Ohne Gewerkschaften, ohne Arbeitgeber: Der Kanton Zürich will gewisse Kontrollen bezüglich Schwarzarbeit in Zukunft alleine durchführen. Die Gewerkschaften sprechen von einem Misstrauensvotum.

Landwirtschaftliche Hilfsarbeiter: Auch hier kontrolliert der Kanton künftig alleine, ob keine Schwarzarbeit vorliegt.

Bildlegende: Landwirtschaftliche Hilfsarbeiter: Auch hier kontrolliert der Kanton künftig alleine, ob keine Schwarzarbeit vorliegt. Keystone

Betroffen sind Branchen ohne Gesamtarbeitsvertrag. Dazu gehören gewisse Gastro-Angestellte, Teile des Verkaufspersonals oder Hilfsarbeiter in der Landwirtschaft. Bisher führte ein Verein diese Kontrollen durch, bei dem der Kanton, die Arbeitgeber und die Gewerkschaften vertreten waren.

Ab dem 1. Juli übernimmt der Kanton diese Kontrollen. Die Neuerung sei notwendig und konsequent, schreibt das Amt für Wirtschaft und Arbeit (AWA) in einer Mitteilung. Der Kanton sei für die Sanktionen verantwortlich, deshalb müsse er auch für die Kontrollen zuständig sein, sagt Peter Meier vom AWA gegenüber dem «Regionaljournal Zürich Schaffhausen».

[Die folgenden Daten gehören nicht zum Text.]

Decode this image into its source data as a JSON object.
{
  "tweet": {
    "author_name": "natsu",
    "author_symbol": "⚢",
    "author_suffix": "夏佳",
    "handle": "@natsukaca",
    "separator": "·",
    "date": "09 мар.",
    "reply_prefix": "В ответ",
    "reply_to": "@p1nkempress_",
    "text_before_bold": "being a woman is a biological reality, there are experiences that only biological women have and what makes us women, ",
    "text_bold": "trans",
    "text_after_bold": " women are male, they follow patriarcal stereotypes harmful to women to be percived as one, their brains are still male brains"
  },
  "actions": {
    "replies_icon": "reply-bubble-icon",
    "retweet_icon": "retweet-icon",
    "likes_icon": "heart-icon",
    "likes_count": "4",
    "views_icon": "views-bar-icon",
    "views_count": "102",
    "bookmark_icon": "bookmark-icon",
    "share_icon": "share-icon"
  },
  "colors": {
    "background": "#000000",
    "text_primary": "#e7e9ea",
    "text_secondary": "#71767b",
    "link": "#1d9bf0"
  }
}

Gewerkschaften kritisieren scharf

Anders sieht das Markus Bischoff, der Präsident des Gewerkschaftsbundes des Kantons Zürich. Er spricht von einem «Misstrauensvotum» gegenüber den Sozialpartnern. Ausserdem ist er skeptisch. Schon bisher habe der Kanton wenig getan, um die Schwarzarbeit zu eliminieren: «Ich kann mir nicht vorstellen, dass er nun plötzlich Remedur schaffen will.»

3000 Kontrollen pro Jahr

Die neue Regelung tritt ab 1. Juli in Kraft. Vier Inspektoren sollen dann 3000 Kontrollen pro Jahr durchführen. «Machbar», sagt Peter Meier. Man müsse die Kontrollen einfach effizient gestalten.